I didn't do squat this weekend. Saturday I rolled out of bed and on to the couch. Hubby and the boys were prepping our house, and my in-law's house, for painting. I did jump up and down in First World Problems' fit when our cable went out and they wouldn't be out until Tuesday to look at it. T.U.E.S.D.A.Y. Ah, Poldark's Season 2 premiers on Sunday. I need the TV. NEED. IT. Luckily, for my family, the cable was back up Sunday - having resolved whatever problem it was having on its own. Whew. Crisis averted.
Sunday, I rolled from the bed into the car for a nine hour car tour of the Colorado Gold. If you follow me on Instagram (lascholz), you saw some of the beautiful sights. We headed west and north.
All that is to say, my scrappy items stayed firmly put in their totes under the kitchen desk. I need some inspiration to get rolling on the Scrapbook and Cards Today Single 2 Double class I'm enrolled in. I'd say "class I'm taking," but that's a verb and implies action, so far I'm in noun mode.
I headed over to Pinterest and just searched "Doodlebug," one of my favorite manufacturers. I figured I'd see something there to move me. Sure enough, first layout on the page. It's a grid. It's colorful. It's got my attention.
Besides Doodlebug, there are several, if not all companies, providing some sort of paper that has a grid of graphics. Some are journaling cards, while others are graphic grids like the above sheet from Doodlebug's Sweet Things line.

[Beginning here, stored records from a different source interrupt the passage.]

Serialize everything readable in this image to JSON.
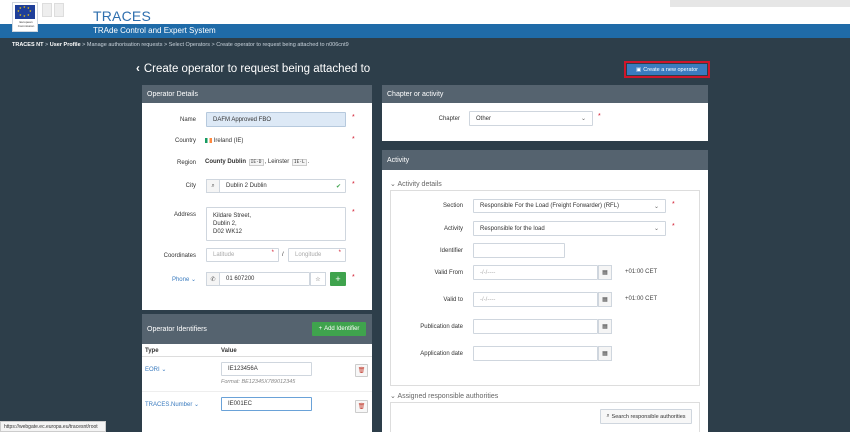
{
  "header": {
    "app_title": "TRACES",
    "app_subtitle": "TRAde Control and Expert System",
    "eu_caption": "European Commission"
  },
  "breadcrumb": {
    "root": "TRACES NT",
    "items": [
      "User Profile",
      "Manage authorisation requests",
      "Select Operators",
      "Create operator to request being attached to n006cnt9"
    ]
  },
  "page": {
    "title": "Create operator to request being attached to",
    "create_button": "Create a new operator"
  },
  "operator_details": {
    "heading": "Operator Details",
    "name_label": "Name",
    "name_value": "DAFM Approved FBO",
    "country_label": "Country",
    "country_value": "Ireland (IE)",
    "region_label": "Region",
    "region_county": "County Dublin",
    "region_county_code": "IE-D",
    "region_province": "Leinster",
    "region_province_code": "IE-L",
    "city_label": "City",
    "city_value": "Dublin 2 Dublin",
    "address_label": "Address",
    "address_lines": [
      "Kildare Street,",
      "Dublin 2,",
      "D02 WK12"
    ],
    "coordinates_label": "Coordinates",
    "latitude_placeholder": "Latitude",
    "longitude_placeholder": "Longitude",
    "phone_label": "Phone",
    "phone_value": "01 607200"
  },
  "operator_identifiers": {
    "heading": "Operator Identifiers",
    "add_button": "Add Identifier",
    "col_type": "Type",
    "col_value": "Value",
    "rows": [
      {
        "type": "EORI",
        "value": "IE123456A",
        "hint": "Format: BE12345X789012345"
      },
      {
        "type": "TRACES.Number",
        "value": "IE001EC",
        "hint": ""
      }
    ]
  },
  "chapter": {
    "heading": "Chapter or activity",
    "chapter_label": "Chapter",
    "chapter_value": "Other"
  },
  "activity": {
    "heading": "Activity",
    "details_title": "Activity details",
    "section_label": "Section",
    "section_value": "Responsible For the Load (Freight Forwarder) (RFL)",
    "activity_label": "Activity",
    "activity_value": "Responsible for the load",
    "identifier_label": "Identifier",
    "valid_from_label": "Valid From",
    "valid_from_placeholder": "-/-/----",
    "valid_from_tz": "+01:00 CET",
    "valid_to_label": "Valid to",
    "valid_to_placeholder": "-/-/----",
    "valid_to_tz": "+01:00 CET",
    "publication_label": "Publication date",
    "application_label": "Application date",
    "authorities_title": "Assigned responsible authorities",
    "search_button": "Search responsible authorities"
  },
  "status_url": "https://webgate.ec.europa.eu/tracesnt/root"
}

I really like these sheets. The only problem, my only use is to cut a strip out for a border, or cut individual graphics for my layout. It never occurred to me to cut some portion and use it like an actual grid. The designer who created the page above, just chopped off a portion of the sheet and put two photos down. Total head slap moment.
Now this Doodlebug Halloween layout isn't using a graphic grid sheet; the designer created a similar feeling by chopping down paper to create her own grid. (An excellent use for patterned paper, by the way.) However, this could be one of those graphic sheets and you simply cut out enough of the grids to slip in a 4 x 6" photo. Embellish. Boom. Done.
This layout features block from Doodlebug's Puppy Love line framed in Polaroid Frames. Same idea here as the original - cut out various squares and/or rectangles to insert any size or number of photos. Amongst the paper blocks, this layout features seven photos. I'd guess they are 2 x 2" photos.
Those journaling card sheets would provide you the same effects, just for larger photos. Actually, it's an excellent use of a journaling card sheet, when you've cut one or two cards out for a layout, but still have the remaining sheet left.
Whether you use a graphic grid or journaling card sheet, you can embellish as you would by adding dimensional stickers, brads, ribbon, clips, enamel pieces, etc. Just see the above examples for ideas to spark your own.